Saturday, February 14, 2009

2/14/09: The Miracle of Morgan's Creek (1944)

MONOCHROME WEEK
Monochrome Week comes to a close with this wartime comedy, written and directed by Preston Sturges. It was touted as one of the 50 greatest comedies by Premiere Magazine, nominated for an Oscar, and such a monster hit when it was released that many showings were standing room only. But my main interest in seeing the film had nothing to do with all that—I happened to see lovely Diana Lynn in a scene while flipping on Turner Classic Movies a few weeks ago...va-va-voom! Luckily, TCM aired it again last week, so I managed to TiVo it and indulge in some Lynn-sanity.

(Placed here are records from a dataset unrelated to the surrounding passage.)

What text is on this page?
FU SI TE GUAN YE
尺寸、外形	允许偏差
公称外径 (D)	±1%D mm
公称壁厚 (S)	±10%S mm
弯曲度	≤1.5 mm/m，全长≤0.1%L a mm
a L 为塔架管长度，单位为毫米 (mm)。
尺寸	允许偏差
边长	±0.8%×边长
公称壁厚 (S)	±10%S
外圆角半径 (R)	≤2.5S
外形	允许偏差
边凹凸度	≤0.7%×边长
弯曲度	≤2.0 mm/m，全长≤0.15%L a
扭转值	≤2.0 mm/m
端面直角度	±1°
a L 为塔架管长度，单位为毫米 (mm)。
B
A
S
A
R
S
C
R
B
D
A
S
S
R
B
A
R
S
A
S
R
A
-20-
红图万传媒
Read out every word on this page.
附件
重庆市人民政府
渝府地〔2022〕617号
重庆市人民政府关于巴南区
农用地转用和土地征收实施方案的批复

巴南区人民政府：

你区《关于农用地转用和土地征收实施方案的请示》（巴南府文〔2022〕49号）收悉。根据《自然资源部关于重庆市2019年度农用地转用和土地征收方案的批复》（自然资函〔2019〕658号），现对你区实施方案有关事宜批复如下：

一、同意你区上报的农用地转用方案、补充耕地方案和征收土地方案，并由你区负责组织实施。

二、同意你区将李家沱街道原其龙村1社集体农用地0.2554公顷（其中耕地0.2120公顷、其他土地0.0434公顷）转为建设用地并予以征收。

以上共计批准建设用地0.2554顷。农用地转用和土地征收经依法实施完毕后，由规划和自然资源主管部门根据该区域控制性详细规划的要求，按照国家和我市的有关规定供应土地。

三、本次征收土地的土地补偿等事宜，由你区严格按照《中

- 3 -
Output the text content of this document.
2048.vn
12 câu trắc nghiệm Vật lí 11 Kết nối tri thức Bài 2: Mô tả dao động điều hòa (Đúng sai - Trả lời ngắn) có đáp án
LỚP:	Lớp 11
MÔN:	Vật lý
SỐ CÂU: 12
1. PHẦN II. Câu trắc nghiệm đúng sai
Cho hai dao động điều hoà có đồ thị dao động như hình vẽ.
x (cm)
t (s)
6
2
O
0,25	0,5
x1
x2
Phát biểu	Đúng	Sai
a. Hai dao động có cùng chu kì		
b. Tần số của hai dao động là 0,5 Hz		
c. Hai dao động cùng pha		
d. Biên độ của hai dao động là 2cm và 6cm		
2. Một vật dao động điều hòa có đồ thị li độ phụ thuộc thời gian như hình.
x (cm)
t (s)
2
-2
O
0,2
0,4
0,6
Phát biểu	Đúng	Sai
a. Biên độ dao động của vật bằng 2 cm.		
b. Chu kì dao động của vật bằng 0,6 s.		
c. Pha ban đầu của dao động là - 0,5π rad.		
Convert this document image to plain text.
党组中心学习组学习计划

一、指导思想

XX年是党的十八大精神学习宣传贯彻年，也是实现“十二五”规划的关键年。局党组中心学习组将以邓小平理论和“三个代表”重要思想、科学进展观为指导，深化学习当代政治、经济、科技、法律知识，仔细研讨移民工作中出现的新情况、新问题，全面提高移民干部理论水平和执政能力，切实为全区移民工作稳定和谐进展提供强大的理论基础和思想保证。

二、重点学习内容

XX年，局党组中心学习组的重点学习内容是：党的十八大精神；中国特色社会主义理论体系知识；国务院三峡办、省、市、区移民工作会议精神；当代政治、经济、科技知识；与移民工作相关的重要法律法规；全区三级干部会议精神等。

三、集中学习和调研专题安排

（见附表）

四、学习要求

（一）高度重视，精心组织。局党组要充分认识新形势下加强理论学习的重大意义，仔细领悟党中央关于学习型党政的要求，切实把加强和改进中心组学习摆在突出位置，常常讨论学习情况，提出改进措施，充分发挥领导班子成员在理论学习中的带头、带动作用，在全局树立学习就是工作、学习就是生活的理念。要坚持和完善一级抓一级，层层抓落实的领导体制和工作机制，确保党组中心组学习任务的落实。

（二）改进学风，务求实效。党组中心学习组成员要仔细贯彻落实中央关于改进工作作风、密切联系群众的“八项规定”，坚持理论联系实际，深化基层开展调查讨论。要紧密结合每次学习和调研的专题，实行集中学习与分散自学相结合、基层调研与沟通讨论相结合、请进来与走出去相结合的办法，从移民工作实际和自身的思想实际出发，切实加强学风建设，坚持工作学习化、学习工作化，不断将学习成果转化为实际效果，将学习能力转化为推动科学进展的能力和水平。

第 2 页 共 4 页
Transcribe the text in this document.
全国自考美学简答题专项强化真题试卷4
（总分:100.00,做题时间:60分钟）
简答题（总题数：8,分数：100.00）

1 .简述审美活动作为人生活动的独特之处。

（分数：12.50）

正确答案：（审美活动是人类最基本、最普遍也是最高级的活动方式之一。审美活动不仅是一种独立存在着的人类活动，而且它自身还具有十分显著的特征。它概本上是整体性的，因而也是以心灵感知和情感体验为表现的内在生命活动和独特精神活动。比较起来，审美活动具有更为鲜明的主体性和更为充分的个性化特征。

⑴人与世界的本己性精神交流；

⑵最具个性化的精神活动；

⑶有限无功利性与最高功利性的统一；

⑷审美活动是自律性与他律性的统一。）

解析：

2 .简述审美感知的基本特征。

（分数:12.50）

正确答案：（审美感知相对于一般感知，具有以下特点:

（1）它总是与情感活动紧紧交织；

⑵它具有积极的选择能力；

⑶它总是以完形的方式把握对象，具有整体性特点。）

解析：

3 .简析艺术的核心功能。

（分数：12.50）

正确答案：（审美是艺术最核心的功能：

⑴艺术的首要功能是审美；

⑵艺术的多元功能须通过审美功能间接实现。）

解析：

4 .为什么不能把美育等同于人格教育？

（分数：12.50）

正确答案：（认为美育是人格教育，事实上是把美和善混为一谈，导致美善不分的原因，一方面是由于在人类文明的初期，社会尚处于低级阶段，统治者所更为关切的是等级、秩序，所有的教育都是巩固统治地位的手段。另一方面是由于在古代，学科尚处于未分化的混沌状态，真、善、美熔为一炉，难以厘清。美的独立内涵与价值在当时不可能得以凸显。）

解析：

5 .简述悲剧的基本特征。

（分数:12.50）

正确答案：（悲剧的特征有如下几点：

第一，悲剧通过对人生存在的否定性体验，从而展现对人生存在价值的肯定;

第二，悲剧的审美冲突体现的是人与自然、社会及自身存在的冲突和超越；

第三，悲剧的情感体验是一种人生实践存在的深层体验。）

Betty Hutton stars as a small-town girl who attends a going-away party for local soldiers and wakes up the next day to find herself married and pregnant. Problem is, she has no idea who the daddy is. Will she marry her drip of a boyfriend (Eddie Bracken) and risk committing bigamy, or bring shame to her loving sister (Diana Lynn) and bellowing father (William Demarest, who played Uncle Charley on TV's My Three Sons)? Some of the themes were fairly racy for 1944, but it's all done as kind of a slapsticky screwball comedy—there's no pratfall too ludicrous and no comic invention too overblown. The result is still funny today, although terribly over the top at times, at least for my taste. The best moments belong to smart-alecky Lynn, who makes a superb foil for blustery papa Demarest. (In the movie's single greatest line, he admonishes her: "Someday they're just gonna find your hair ribbon and an axe someplace. Nothing else! The Mystery of Morgan's Creek!") Lynn, who was 18 at the time but playing a 14-year-old, was the high point; on the debit side, I was not particularly charmed by Hutton, whom I find somewhat unattractive in a Lucille Ball kind of way, nor by Bracken, whose stuttering shtick grows tiresome in a hurry.

Note: The picture involves the birth of sextuplets, which is treated like a big deal, which it would have been in the mid-1940s. But definitely not today, with the birth of the famous California octuplets only a couple of weeks ago. Rating: 3/5.